We have gone part-way in providing dollars into the system via insurance and government programs. The results are that the price of care has risen and at the same time an estimated 46 million Americans are not participating in the system.
This combination - rising prices with a reasonably large (15% of all americans) not covered and therefore coming out-of-pocket for their care - has created a panic in the social and political dialogue about healthcare.
Fairly so. A large number of our unisured citizens are at serious financial risk if they need care because they do not benefit from the economic support of the system. By choice or by error, they are outside the insurance system.
The conventional wisdom is that these people must be brought into the system. As a result, they too would have affordable be covered.

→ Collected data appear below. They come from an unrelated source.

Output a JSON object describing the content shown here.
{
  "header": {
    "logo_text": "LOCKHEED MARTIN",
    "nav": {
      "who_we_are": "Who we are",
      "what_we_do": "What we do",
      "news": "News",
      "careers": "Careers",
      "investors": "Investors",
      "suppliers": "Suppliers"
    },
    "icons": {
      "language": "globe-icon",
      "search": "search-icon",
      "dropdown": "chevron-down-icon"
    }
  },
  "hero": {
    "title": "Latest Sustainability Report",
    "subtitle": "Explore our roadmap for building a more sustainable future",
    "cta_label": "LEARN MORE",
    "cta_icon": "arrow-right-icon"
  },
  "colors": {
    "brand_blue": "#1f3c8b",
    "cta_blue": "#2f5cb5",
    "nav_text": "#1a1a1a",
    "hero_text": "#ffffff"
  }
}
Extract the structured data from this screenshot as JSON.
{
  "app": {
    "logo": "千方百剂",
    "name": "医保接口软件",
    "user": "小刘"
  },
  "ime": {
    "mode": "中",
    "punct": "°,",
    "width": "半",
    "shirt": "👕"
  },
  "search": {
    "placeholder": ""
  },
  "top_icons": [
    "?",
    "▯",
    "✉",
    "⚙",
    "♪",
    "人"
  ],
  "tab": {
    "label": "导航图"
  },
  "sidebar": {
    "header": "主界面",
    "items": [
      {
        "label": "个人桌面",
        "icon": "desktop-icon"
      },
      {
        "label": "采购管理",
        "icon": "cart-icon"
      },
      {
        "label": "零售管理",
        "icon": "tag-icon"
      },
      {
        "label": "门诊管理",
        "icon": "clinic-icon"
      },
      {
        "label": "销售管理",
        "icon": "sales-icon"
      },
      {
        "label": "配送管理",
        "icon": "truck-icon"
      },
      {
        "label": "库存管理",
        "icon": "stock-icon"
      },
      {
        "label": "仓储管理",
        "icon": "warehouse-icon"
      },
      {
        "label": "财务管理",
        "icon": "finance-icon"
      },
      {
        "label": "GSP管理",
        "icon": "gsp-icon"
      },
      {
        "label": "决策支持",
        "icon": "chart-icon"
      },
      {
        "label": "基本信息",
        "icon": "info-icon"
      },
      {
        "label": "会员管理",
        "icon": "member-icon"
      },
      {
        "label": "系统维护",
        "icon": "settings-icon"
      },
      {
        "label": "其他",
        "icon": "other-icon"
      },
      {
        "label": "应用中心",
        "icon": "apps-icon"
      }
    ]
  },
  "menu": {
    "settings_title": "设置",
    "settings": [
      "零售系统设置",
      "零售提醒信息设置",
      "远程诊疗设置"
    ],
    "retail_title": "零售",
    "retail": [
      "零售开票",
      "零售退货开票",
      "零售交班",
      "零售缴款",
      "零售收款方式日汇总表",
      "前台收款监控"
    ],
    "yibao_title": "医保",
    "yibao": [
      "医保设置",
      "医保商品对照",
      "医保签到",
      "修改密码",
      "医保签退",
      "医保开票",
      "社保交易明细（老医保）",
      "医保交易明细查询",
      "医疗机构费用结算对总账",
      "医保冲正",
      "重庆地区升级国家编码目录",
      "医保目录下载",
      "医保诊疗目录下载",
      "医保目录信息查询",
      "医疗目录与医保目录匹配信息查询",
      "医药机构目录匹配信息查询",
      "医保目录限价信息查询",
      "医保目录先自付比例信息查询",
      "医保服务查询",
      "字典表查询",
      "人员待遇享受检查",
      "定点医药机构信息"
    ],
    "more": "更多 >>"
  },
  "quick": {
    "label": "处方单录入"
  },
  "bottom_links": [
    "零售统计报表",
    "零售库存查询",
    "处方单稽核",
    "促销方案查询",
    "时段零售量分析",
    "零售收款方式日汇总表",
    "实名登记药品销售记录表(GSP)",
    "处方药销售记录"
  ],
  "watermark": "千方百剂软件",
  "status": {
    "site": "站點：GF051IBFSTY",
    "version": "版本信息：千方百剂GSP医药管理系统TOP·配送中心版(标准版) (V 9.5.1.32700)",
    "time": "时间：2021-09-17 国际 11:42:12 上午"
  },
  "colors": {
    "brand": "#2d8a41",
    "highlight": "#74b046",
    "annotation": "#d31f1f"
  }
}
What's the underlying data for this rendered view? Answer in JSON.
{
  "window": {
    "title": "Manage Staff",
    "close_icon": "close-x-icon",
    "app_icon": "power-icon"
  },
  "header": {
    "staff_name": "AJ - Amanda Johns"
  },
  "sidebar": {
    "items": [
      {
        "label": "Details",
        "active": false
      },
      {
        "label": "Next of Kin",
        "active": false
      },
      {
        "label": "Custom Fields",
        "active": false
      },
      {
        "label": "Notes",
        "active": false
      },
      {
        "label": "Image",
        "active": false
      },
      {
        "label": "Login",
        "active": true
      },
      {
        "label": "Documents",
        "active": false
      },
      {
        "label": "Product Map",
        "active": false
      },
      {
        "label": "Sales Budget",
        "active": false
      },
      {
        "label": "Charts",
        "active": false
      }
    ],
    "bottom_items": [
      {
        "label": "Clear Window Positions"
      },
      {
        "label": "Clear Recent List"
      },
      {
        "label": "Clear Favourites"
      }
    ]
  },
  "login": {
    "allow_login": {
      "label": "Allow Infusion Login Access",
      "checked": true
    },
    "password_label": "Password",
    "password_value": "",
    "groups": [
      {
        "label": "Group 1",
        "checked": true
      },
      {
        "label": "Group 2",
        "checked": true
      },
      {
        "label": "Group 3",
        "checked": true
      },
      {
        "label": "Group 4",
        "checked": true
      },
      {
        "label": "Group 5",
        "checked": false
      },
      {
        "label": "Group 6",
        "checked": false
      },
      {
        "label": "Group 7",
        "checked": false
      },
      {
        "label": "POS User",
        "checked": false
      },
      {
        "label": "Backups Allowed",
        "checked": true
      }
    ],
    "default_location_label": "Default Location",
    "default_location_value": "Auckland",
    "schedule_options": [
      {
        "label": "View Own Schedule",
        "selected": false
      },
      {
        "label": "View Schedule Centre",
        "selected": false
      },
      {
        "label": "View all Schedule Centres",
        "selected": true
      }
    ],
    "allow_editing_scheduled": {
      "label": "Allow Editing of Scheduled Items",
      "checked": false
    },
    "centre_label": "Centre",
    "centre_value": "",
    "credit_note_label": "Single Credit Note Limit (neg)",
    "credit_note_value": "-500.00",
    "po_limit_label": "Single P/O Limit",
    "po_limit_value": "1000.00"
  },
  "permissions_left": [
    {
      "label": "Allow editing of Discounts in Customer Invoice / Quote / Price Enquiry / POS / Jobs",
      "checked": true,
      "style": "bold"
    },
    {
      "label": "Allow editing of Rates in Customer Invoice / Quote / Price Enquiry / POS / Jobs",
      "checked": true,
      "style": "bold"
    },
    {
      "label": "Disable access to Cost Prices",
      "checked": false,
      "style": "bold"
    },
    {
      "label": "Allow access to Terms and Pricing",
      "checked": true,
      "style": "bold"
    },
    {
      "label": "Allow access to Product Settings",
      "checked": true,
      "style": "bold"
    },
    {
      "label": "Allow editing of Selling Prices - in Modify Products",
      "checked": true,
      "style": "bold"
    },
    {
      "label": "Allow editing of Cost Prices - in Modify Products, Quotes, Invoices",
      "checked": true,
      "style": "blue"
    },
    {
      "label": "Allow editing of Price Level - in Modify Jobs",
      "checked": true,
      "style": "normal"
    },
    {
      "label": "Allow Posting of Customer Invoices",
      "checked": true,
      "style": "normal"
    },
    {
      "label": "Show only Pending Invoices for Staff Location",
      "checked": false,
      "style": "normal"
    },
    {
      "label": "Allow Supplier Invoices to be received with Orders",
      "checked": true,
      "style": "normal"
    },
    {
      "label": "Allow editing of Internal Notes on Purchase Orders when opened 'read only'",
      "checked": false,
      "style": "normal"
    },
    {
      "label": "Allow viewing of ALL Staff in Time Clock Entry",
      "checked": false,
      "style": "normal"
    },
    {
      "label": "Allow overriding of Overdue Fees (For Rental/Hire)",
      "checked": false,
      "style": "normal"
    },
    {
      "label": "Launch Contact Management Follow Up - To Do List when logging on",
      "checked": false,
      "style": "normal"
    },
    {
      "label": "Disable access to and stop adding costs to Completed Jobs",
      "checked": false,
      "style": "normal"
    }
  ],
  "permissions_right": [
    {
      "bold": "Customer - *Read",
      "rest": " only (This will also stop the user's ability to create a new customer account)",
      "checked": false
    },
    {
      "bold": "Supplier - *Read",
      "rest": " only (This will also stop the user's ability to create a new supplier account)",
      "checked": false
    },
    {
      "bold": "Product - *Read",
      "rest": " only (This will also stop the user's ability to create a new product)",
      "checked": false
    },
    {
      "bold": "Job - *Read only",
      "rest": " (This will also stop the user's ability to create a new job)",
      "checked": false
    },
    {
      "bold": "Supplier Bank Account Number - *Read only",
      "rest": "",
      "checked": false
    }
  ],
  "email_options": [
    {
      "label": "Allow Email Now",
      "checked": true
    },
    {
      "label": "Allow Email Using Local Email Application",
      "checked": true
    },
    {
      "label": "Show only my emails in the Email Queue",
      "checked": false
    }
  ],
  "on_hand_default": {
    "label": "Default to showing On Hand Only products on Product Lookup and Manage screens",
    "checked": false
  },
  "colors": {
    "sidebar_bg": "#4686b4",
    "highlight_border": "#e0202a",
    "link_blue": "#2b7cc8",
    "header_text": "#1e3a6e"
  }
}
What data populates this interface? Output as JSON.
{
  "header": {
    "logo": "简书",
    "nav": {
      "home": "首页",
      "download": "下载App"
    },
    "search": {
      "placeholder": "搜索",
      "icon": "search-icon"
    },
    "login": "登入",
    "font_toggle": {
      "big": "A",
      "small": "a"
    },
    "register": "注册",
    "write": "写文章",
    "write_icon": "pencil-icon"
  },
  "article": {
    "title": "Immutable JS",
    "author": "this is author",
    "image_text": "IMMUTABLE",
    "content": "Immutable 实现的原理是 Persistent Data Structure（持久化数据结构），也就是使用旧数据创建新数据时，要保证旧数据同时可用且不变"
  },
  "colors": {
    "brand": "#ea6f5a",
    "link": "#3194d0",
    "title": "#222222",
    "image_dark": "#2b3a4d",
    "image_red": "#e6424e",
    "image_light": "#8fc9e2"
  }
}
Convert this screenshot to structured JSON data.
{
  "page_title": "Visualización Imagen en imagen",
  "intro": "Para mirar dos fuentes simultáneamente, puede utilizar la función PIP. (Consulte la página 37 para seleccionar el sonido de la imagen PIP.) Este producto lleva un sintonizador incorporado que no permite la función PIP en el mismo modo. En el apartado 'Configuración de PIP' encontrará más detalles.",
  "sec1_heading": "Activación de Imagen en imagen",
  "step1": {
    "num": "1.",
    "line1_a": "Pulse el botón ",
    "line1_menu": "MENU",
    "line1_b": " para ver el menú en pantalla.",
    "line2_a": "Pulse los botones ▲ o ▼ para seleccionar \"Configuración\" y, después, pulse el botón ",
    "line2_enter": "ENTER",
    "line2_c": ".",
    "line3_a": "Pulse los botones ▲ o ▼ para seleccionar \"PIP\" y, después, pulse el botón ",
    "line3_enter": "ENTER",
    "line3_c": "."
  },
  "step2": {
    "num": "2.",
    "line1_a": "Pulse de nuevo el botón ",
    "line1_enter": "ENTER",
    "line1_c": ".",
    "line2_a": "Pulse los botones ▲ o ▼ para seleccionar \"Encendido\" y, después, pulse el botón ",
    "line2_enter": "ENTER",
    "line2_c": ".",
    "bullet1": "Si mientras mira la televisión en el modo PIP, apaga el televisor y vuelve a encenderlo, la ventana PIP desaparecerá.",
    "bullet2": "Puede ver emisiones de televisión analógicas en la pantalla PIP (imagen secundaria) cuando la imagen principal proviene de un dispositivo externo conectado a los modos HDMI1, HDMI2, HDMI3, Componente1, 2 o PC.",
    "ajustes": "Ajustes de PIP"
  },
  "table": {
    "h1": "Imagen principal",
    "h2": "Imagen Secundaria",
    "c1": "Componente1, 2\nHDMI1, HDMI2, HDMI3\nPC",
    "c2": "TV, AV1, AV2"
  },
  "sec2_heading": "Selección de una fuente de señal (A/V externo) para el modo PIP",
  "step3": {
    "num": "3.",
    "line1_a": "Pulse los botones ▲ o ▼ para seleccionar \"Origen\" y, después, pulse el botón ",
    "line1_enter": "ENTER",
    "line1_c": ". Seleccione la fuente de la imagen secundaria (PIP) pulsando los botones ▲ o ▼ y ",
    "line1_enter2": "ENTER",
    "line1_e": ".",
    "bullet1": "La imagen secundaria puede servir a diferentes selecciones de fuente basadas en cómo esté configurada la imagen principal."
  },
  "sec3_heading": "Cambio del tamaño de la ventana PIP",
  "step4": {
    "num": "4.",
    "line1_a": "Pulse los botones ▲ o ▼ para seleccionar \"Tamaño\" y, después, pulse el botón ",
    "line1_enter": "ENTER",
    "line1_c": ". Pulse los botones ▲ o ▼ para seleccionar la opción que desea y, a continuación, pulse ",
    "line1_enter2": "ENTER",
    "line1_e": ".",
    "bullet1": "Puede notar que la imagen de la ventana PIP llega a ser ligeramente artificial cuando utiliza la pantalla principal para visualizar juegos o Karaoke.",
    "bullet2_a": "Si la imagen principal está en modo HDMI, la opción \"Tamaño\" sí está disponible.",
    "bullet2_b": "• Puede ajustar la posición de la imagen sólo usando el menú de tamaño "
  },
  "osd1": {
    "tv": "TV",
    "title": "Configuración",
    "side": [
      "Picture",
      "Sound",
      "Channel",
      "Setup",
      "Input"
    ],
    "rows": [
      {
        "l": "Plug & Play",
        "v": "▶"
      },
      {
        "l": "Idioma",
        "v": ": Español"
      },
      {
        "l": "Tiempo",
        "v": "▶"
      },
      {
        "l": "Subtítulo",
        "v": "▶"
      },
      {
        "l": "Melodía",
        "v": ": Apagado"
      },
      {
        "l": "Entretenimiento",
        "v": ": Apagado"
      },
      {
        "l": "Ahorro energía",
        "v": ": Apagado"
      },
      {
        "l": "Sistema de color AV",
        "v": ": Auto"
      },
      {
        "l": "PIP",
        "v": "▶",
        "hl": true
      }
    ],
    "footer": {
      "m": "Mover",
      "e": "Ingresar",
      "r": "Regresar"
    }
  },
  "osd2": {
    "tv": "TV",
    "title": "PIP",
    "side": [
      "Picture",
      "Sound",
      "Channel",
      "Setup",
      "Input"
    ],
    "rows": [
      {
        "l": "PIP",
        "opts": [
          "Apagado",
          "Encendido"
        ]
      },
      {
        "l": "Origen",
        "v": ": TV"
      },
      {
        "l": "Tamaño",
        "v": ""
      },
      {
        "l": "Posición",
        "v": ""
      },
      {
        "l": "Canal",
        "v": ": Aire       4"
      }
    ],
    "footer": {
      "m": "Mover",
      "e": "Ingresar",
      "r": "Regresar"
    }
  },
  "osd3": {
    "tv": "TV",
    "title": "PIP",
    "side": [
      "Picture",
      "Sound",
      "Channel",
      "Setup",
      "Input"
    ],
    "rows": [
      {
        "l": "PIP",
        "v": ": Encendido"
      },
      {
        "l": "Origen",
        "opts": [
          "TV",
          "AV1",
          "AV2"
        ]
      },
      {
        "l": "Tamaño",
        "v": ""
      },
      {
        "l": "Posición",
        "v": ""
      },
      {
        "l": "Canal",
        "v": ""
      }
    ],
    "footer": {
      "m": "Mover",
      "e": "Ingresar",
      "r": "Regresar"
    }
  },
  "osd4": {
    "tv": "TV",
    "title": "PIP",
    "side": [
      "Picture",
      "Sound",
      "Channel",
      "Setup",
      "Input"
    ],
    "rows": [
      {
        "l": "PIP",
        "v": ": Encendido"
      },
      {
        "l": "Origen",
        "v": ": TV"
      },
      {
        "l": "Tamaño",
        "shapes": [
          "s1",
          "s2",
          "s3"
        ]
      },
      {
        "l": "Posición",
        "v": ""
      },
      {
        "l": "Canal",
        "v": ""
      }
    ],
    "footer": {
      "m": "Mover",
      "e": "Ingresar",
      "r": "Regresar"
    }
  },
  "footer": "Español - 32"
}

This conventional wisdom ignores a stubborn fact that a second alternative exists as a solution to affordable healthcare: eliminate price supports in the system and establish instead a pay-as-you-go model.
The immediate effect would be a collapse in the pricing of products and services. Why? Because the layer of price support is eliminated.
Remember the first days of economics. The inverse of the first lessons is that fewer dollars in a system leads to lower prices for goods and services.
For example, today patients pay a co-pay. The doctors then collect additional monies from the insurance company/government.
In a pay-as-you-go system, there are no further dollars to collect beyond the co-pay what the patient pays. Furthermore, the soft costs evaporate related to the enormous bureaucracy associated with processing goods and procedures through the insurance companies and government.
Who loses? In this analysis (that admittedly ignores many philosophical points related to health, society, democracy) the paper pushers, doctors insofar that the list price for their services are lower but offset by lower administration costs, government bureaucrats who were necessary earlier to maintain the system.
The winners? The patients. Costs become transparent and the pricing thereof better reflects the value of the service or good. Therefore, collectively, society becomes a winner.